Yes, GE spent hundreds of millions of dollars on Madison Avenue’s best minds, spin doctors, and television time. But can we in any reasonable way expect them not to when literally a billion dollars is at stake? When McDonald’s puts together a catchy jingle and shows prime time spots of their Big Mac, does anyone think they want to sell you a burger because it’s what you need? No. They want to sell it to you because it makes them money. So McD’s tries to sway your opinion—they advertise. It’s called profit motive, and it is an integral part of capitalism.
Why should we hold GE to any different standard? They don’t want to shell out a billion dollars plus, so they advertise and try to sway opinion. There is nothing unexpected there. If someone tried to charge you $1000 for something, wouldn’t you at least try to talk them down?
And just like ads for the Big Mac don’t tell you it’s loaded with fat or that it rarely looks like the picture on TV, the GE ads don’t tell you that many PCBs are liquid at river temperature or that spring runoff and storms tend to stir the stuff up from the bottom.
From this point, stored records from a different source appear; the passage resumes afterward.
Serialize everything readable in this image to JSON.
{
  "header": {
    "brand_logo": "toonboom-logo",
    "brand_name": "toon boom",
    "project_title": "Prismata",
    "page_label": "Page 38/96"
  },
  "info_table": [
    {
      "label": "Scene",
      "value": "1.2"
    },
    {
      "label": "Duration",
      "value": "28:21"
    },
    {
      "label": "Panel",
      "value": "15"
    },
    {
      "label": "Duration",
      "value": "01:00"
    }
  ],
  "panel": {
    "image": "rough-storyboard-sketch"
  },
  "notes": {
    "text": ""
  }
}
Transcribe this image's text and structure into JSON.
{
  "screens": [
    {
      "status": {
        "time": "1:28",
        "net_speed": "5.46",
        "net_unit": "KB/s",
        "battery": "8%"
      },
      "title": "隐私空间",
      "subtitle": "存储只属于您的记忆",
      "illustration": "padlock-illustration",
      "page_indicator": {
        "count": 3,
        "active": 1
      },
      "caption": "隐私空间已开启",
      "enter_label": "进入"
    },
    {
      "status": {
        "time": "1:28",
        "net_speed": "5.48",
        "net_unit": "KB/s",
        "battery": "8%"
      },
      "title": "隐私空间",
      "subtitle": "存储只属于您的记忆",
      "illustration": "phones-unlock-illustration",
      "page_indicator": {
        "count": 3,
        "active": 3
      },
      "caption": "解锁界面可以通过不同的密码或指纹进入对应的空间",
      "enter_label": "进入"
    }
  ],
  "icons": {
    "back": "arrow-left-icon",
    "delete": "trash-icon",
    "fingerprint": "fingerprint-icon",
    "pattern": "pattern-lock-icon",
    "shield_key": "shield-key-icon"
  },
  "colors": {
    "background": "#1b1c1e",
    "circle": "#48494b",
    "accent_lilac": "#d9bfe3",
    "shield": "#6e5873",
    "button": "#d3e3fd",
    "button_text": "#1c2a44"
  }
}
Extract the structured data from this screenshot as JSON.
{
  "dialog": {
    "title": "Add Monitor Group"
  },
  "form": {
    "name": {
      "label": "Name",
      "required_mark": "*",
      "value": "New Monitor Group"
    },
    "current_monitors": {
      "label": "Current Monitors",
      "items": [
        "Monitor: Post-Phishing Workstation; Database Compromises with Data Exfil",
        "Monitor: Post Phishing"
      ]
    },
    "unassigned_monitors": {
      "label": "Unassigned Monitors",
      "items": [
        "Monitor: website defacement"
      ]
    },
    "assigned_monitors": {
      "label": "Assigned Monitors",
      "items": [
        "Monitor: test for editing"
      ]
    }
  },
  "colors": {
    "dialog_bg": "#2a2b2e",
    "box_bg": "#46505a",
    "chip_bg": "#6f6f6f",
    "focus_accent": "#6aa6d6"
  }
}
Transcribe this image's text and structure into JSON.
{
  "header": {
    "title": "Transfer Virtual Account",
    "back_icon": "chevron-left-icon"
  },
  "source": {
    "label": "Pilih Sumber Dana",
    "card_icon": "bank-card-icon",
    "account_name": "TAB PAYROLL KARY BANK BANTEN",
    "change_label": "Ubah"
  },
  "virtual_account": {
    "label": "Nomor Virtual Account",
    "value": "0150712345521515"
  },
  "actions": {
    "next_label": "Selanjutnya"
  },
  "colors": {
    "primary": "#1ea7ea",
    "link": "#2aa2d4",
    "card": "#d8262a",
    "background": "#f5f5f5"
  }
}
They really have no obligation to, and you can’t ask them to shoot themselves in the foot for no reason.
So if we can’t blame GE for this, why must we blame ourselves? Because we’re adults. Even more so, because we’ve spent time educating ourselves and deliberately increasing our critical thinking skills. So, why didn’t we ask ourselves "Hey, they can’t really plan to use clamshells, can they?" or "If biphenyls cause chronic health problems and a whole slew of halogenated compounds cause chronic health problems, what are the chances chlorinated biphenyls are actually not a danger?" We’re not children right? If we routinely stop and ask ourselves "How much fat is in that burger?" why haven’t we asked ourselves, "How low have the levels dropped in the worst parts of the river? Is that why we can’t just eat the fish?"
So, if you find yourself saying things like "Oh, all those PCBs got buried in sediment years ago!" do what I did: be embarrassed.